Prior STM studies have already established that coronene chemisorbs on the clean Si(001)-2×1 surface through the formation of covalent Si–C bonds with the underlying dimer rows, with the molecule adopting a slightly buckled, saddle-like geometry in its most common adsorption configuration [Suzuki et al., J. Chem. Phys. 124, 054701 (2006)]. That work identified three distinct adsorption sites and showed that coronene adsorbs randomly at room temperature and does not form two-dimensional islands. Despite this foundation, the detailed adsorption chemistry of coronene on silicon surfaces is not yet fully understood, and there remains considerable scope for new experiments to clarify the role of surface preparation, coverage, and temperature in determining molecular ordering and reactivity.

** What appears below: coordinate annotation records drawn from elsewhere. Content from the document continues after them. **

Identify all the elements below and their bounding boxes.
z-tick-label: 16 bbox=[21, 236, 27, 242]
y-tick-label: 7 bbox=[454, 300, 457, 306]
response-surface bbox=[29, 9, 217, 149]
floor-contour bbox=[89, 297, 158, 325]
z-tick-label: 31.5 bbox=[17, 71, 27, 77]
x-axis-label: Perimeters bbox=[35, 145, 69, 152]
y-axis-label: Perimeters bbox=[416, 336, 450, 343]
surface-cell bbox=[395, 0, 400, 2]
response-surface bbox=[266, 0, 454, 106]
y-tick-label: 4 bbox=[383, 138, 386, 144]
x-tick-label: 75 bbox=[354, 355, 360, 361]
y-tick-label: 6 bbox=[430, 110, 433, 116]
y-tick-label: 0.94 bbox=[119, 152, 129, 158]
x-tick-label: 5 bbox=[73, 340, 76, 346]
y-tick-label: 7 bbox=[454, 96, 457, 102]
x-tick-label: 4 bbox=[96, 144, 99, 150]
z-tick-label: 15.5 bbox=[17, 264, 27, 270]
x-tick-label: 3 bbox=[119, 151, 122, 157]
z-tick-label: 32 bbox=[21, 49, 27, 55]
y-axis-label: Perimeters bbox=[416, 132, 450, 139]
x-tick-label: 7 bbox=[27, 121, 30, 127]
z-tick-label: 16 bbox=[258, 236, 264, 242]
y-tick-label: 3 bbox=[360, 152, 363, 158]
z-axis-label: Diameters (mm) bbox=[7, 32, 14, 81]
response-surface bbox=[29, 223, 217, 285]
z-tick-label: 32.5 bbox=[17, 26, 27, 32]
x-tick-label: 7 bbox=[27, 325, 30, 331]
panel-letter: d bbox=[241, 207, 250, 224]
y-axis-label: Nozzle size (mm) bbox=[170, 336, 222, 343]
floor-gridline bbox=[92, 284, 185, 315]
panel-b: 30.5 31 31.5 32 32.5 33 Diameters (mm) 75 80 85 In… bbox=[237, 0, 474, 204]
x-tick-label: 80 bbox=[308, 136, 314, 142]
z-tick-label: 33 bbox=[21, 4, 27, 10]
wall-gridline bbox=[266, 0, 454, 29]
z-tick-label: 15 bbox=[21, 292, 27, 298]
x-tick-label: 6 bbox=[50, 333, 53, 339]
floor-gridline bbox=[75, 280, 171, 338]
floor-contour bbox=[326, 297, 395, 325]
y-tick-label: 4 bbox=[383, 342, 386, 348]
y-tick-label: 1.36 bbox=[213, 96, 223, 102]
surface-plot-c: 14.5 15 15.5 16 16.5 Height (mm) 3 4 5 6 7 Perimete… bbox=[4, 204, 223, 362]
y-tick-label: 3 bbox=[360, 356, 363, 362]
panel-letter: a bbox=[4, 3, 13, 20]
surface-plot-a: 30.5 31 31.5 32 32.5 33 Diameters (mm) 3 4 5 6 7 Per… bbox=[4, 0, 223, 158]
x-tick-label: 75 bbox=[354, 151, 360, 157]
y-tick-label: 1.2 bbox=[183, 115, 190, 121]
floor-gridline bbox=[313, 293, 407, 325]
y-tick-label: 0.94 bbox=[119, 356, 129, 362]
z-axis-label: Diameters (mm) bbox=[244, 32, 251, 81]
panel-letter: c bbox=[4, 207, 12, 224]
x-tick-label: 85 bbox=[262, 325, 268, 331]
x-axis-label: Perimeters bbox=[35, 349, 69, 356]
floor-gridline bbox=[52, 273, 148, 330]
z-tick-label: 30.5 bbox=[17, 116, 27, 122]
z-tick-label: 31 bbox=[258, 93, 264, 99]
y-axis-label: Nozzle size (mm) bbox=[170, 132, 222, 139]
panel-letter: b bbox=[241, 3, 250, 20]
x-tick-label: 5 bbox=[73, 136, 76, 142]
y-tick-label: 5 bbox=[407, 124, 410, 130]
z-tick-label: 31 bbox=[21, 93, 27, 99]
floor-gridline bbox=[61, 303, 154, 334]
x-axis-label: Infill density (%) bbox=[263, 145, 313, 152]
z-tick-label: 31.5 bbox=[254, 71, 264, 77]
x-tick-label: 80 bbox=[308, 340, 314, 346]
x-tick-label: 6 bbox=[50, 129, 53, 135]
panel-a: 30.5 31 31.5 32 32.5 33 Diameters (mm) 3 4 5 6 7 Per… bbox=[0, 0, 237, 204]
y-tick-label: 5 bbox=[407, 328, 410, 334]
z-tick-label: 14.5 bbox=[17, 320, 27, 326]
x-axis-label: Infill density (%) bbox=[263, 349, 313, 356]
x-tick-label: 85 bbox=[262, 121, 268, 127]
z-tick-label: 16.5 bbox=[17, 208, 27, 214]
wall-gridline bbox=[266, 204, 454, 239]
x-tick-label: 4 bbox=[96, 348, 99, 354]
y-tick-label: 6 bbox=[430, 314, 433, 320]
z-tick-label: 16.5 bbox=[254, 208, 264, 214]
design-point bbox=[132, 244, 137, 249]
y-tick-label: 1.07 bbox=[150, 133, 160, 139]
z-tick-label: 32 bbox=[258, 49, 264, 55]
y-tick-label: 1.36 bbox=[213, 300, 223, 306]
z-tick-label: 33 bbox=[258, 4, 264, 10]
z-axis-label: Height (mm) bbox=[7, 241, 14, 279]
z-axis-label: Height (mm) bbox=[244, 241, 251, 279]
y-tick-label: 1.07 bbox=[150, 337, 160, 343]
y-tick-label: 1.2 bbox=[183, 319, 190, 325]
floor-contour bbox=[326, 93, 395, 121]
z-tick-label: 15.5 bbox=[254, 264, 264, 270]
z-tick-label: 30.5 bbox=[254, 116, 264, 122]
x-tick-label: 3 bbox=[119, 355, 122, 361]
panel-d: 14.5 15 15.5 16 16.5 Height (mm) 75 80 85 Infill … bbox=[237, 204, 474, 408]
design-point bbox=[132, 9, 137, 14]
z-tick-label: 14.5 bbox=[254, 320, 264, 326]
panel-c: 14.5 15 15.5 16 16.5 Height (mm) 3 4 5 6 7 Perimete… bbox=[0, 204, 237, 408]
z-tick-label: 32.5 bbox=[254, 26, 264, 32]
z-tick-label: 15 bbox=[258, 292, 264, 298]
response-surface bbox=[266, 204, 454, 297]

Extended placements of this kind are something we actively encourage within the group. Six weeks is long enough to contribute meaningfully to a real project, to learn new techniques first hand, and to begin building the kind of professional relationships that often underpin long-term collaborations. For a student still in the early stages of their PhD, the experience of adapting to a different laboratory, with its own equipment, routines, and scientific culture, is itself an invaluable part of research training. We are grateful to Michael and his group for the warm welcome they gave Georgia, and to the ACM-CDT for funding the placement. We look forward to seeing where the coronene project leads and other exciting developments from Michael’s lab, and to continuing to develop connections with groups in the international surface science community.